When the OASI program is viewed from the perspective of aggregate consumer spending, the picture changes. Retirees realize increases in their income, so they will view payroll taxes as quite progressive. Retired elders as a demographic have lower incomes than their younger counterparts, and their old age benefits from Social Security reduce income inequality. However, the same demographic enjoys relatively higher levels of wealth, and in this view adding income is actually regressive. But given that the marginal propensity to spend is greater for retired elders than it is for their younger and employed benefactors, OASI is modestly progressive with respect to aggregate spending.
A look at the cash flows of the Social Security funding system should make us worried. Maybe even a little embarrassed. The OASI Trust Fund, from its very inception, has received more in payroll taxes and other income than it has paid out in total benefits and expenses. The balance in the fund at the end of 2012 stood at $2,600,000,000,000 -- and it's still rising. This money doesn't just sit there, but is instead swapped for treasury securities. But there's a middleman in the form of the Federal Reserve, which removes the cash from the trust fund and distributes it to its member banks to lend to corporations and others. In recent years, the securities swapped out for the cash have yielded a pitifully low return. This redistribution does not promote income or wealth equality, but rather promotes the collection, formation, and deployment of capital within the economy.
When capital formation is, in effect, subsidized by the transfer of cash by the Federal Reserve from the SS trust fund to banks and corporations, the balanced competition between capital and labor is disrupted. In a healthy economy, capital and labor compete fairly and evenly. Profits and labor costs are natural enemies.
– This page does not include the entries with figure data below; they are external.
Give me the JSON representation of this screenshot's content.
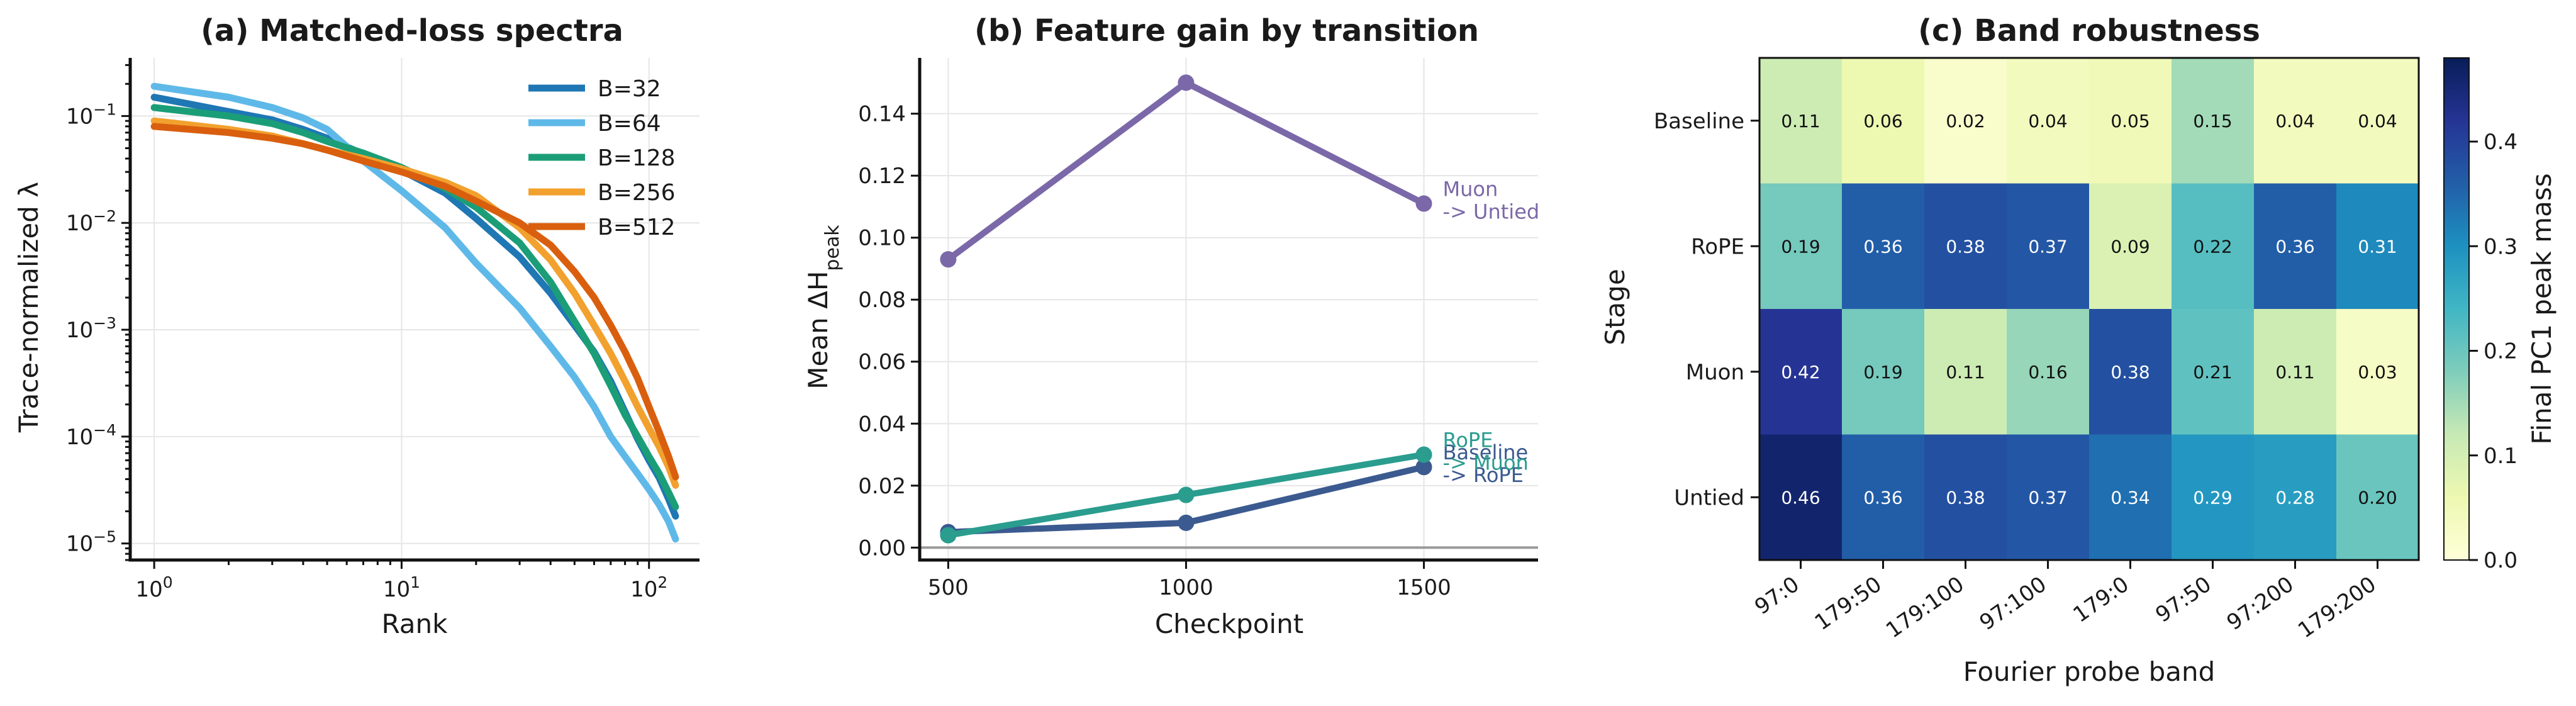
{
  "chart_data": [
    {
      "type": "line",
      "title": "(a) Matched-loss spectra",
      "xlabel": "Rank",
      "ylabel": "Trace-normalized λ",
      "xscale": "log",
      "yscale": "log",
      "xlim": [
        0.8,
        160
      ],
      "ylim": [
        7e-06,
        0.35
      ],
      "xticks": [
        {
          "v": 1,
          "b": "10",
          "e": "0"
        },
        {
          "v": 10,
          "b": "10",
          "e": "1"
        },
        {
          "v": 100,
          "b": "10",
          "e": "2"
        }
      ],
      "yticks": [
        {
          "v": 1e-05,
          "b": "10",
          "e": "−5"
        },
        {
          "v": 0.0001,
          "b": "10",
          "e": "−4"
        },
        {
          "v": 0.001,
          "b": "10",
          "e": "−3"
        },
        {
          "v": 0.01,
          "b": "10",
          "e": "−2"
        },
        {
          "v": 0.1,
          "b": "10",
          "e": "−1"
        }
      ],
      "grid": true,
      "legend_position": "top-right",
      "series": [
        {
          "name": "B=32",
          "color": "#1f77b4",
          "x": [
            1,
            2,
            3,
            4,
            5,
            7,
            10,
            15,
            20,
            30,
            40,
            50,
            60,
            70,
            80,
            90,
            100,
            110,
            120,
            128
          ],
          "y": [
            0.15,
            0.11,
            0.092,
            0.075,
            0.062,
            0.044,
            0.031,
            0.019,
            0.011,
            0.0048,
            0.0022,
            0.0011,
            0.00062,
            0.00033,
            0.00017,
            9.5e-05,
            6e-05,
            4.1e-05,
            2.6e-05,
            1.8e-05
          ]
        },
        {
          "name": "B=64",
          "color": "#5fb9e8",
          "x": [
            1,
            2,
            3,
            4,
            5,
            7,
            10,
            15,
            20,
            30,
            40,
            50,
            60,
            70,
            80,
            90,
            100,
            110,
            120,
            128
          ],
          "y": [
            0.19,
            0.15,
            0.12,
            0.096,
            0.075,
            0.038,
            0.02,
            0.009,
            0.0042,
            0.0016,
            0.0007,
            0.00036,
            0.00019,
            0.0001,
            6.5e-05,
            4.5e-05,
            3.2e-05,
            2.3e-05,
            1.6e-05,
            1.1e-05
          ]
        },
        {
          "name": "B=128",
          "color": "#1b9e77",
          "x": [
            1,
            2,
            3,
            4,
            5,
            7,
            10,
            15,
            20,
            30,
            40,
            50,
            60,
            70,
            80,
            90,
            100,
            110,
            120,
            128
          ],
          "y": [
            0.12,
            0.1,
            0.085,
            0.07,
            0.058,
            0.045,
            0.033,
            0.021,
            0.014,
            0.0065,
            0.0028,
            0.0012,
            0.0006,
            0.0003,
            0.00016,
            0.0001,
            6.5e-05,
            4.5e-05,
            3e-05,
            2.2e-05
          ]
        },
        {
          "name": "B=256",
          "color": "#f2a12e",
          "x": [
            1,
            2,
            3,
            4,
            5,
            7,
            10,
            15,
            20,
            30,
            40,
            50,
            60,
            70,
            80,
            90,
            100,
            110,
            120,
            128
          ],
          "y": [
            0.09,
            0.075,
            0.065,
            0.055,
            0.048,
            0.04,
            0.032,
            0.024,
            0.018,
            0.009,
            0.0045,
            0.0022,
            0.0011,
            0.0006,
            0.00033,
            0.00019,
            0.00012,
            8e-05,
            5.2e-05,
            3.5e-05
          ]
        },
        {
          "name": "B=512",
          "color": "#d95f0e",
          "x": [
            1,
            2,
            3,
            4,
            5,
            7,
            10,
            15,
            20,
            30,
            40,
            50,
            60,
            70,
            80,
            90,
            100,
            110,
            120,
            128
          ],
          "y": [
            0.08,
            0.07,
            0.062,
            0.055,
            0.048,
            0.038,
            0.03,
            0.022,
            0.016,
            0.01,
            0.0062,
            0.0035,
            0.002,
            0.0011,
            0.00062,
            0.00035,
            0.00019,
            0.00011,
            6.5e-05,
            4.2e-05
          ]
        }
      ]
    },
    {
      "type": "line",
      "title": "(b) Feature gain by transition",
      "xlabel": "Checkpoint",
      "ylabel": "Mean ΔH",
      "ylabel_sub": "peak",
      "xlim": [
        440,
        1740
      ],
      "ylim": [
        -0.004,
        0.158
      ],
      "xticks": [
        500,
        1000,
        1500
      ],
      "yticks": [
        "0.00",
        "0.02",
        "0.04",
        "0.06",
        "0.08",
        "0.10",
        "0.12",
        "0.14"
      ],
      "grid": true,
      "zero_line": true,
      "series": [
        {
          "color": "#7b68a8",
          "x": [
            500,
            1000,
            1500
          ],
          "y": [
            0.093,
            0.15,
            0.111
          ],
          "label_lines": [
            "Muon",
            "-> Untied"
          ]
        },
        {
          "color": "#3b5a8f",
          "x": [
            500,
            1000,
            1500
          ],
          "y": [
            0.005,
            0.008,
            0.026
          ],
          "label_lines": [
            "Baseline",
            "-> RoPE"
          ]
        },
        {
          "color": "#2a9d8f",
          "x": [
            500,
            1000,
            1500
          ],
          "y": [
            0.004,
            0.017,
            0.03
          ],
          "label_lines": [
            "RoPE",
            "-> Muon"
          ]
        }
      ]
    },
    {
      "type": "heatmap",
      "title": "(c) Band robustness",
      "xlabel": "Fourier probe band",
      "ylabel": "Stage",
      "rows": [
        "Baseline",
        "RoPE",
        "Muon",
        "Untied"
      ],
      "cols": [
        "97:0",
        "179:50",
        "179:100",
        "97:100",
        "179:0",
        "97:50",
        "97:200",
        "179:200"
      ],
      "values": [
        [
          0.11,
          0.06,
          0.02,
          0.04,
          0.05,
          0.15,
          0.04,
          0.04
        ],
        [
          0.19,
          0.36,
          0.38,
          0.37,
          0.09,
          0.22,
          0.36,
          0.31
        ],
        [
          0.42,
          0.19,
          0.11,
          0.16,
          0.38,
          0.21,
          0.11,
          0.03
        ],
        [
          0.46,
          0.36,
          0.38,
          0.37,
          0.34,
          0.29,
          0.28,
          0.2
        ]
      ],
      "colorbar": {
        "label": "Final PC1 peak mass",
        "min": 0,
        "max": 0.48,
        "ticks": [
          "0.0",
          "0.1",
          "0.2",
          "0.3",
          "0.4"
        ]
      }
    }
  ]
}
Capital investment aimed at efficiency and/or capacity expansion reduces the labor content of products and services. This increases the aggregate supply of labor in the economy. Wages decline and unemployment rises as a consequence of this indirect but very real subsidy of capital flowing out of the OASI trust fund. And it's very regressive.
THE REAL PROBLEM WITH SOCIAL SECURITY
What's worse than subsidizing capital formation? Taxing employment! Every time an employer wants to fill a job, it must pay a big surcharge to the federal government. Payroll taxes, starting from dollar one at a rate of 15.3%, raise the price of labor and discourage its use in favor of automation, which requires capital, which in turn is subsidized. Herein lies the real problem with OASI funding. Raising the price of any commodity will reduce its demand, and labor is no exception. This being true, we would expect to see stubborn unemployment even as corporate profits grow unabated, and we observe these very things in today's economy. The payroll tax that funds Social Security is literally and directly a job killer!
THE OBVIOUS SOLUTION
Here's where Jack Lew got it right. To fund OASI, simply ditch the payroll tax in favor of a progressive income tax! It could be done, even three decades after Lew's thesis. And with a few tweaks, it could be done without increasing the federal deficit. Here's the form that such a solution might take.
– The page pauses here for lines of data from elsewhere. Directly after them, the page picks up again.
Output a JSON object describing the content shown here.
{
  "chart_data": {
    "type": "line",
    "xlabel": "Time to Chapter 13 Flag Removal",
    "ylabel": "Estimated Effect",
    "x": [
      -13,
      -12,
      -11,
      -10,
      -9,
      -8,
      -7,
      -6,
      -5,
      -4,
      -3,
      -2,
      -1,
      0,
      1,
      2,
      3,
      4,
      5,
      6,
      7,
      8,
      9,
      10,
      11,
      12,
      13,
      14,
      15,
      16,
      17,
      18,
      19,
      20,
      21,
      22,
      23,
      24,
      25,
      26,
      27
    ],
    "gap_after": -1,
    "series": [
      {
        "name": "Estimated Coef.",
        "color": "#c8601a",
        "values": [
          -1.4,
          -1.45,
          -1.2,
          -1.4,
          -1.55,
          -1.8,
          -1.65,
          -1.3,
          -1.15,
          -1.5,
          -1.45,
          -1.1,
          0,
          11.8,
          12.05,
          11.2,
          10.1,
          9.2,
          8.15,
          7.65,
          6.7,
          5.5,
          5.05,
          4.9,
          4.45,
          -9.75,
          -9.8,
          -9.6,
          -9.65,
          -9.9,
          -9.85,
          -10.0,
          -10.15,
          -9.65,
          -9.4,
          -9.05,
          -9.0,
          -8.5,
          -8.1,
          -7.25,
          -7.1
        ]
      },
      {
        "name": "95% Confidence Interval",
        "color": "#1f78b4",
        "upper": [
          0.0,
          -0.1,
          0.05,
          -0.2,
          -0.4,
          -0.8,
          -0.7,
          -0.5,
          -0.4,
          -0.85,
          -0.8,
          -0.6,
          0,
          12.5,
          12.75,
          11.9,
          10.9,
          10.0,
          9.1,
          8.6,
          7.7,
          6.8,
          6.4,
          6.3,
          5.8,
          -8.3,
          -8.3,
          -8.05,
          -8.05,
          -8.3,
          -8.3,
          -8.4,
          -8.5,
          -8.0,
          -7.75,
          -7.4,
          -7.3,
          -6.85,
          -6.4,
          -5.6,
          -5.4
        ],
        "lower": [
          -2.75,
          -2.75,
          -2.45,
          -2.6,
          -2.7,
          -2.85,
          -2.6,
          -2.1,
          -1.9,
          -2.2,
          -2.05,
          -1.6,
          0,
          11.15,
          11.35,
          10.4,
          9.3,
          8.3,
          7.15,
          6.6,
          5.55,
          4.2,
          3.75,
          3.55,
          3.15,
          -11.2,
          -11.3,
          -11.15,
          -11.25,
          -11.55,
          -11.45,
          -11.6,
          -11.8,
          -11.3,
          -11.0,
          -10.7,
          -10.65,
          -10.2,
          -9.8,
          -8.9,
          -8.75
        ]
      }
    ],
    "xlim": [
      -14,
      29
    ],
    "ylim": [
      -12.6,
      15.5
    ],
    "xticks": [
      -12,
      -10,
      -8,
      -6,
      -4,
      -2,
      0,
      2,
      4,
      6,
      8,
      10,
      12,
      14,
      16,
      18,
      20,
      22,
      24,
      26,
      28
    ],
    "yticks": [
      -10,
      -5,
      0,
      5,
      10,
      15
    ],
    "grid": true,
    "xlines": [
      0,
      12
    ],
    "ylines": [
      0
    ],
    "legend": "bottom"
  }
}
First, eliminate all federal payroll taxes. Second, tax corporations at a rate of 30% of income based upon generally accepted accounting principles (GAAP) net of dividends paid to US taxpayers. Third, tax individual incomes from any source, net of a universal $20,000 standard deduction, at progressive rates of 20%, 25%, 30%, 35%, and 40%, with each rate corresponding to 1/5 of earners -- quintiles. Now we're about $130 billion short of revenue neutrality -- that point at which the deficit doesn't change. To recognize that the American economy has favored wealth and capital for centuries -- and failed to adopt Jack Lew's solution in 1978 -- a modest tax of 15% on the nonresidential value of individual estates over $500,000 would bring the figures into balance.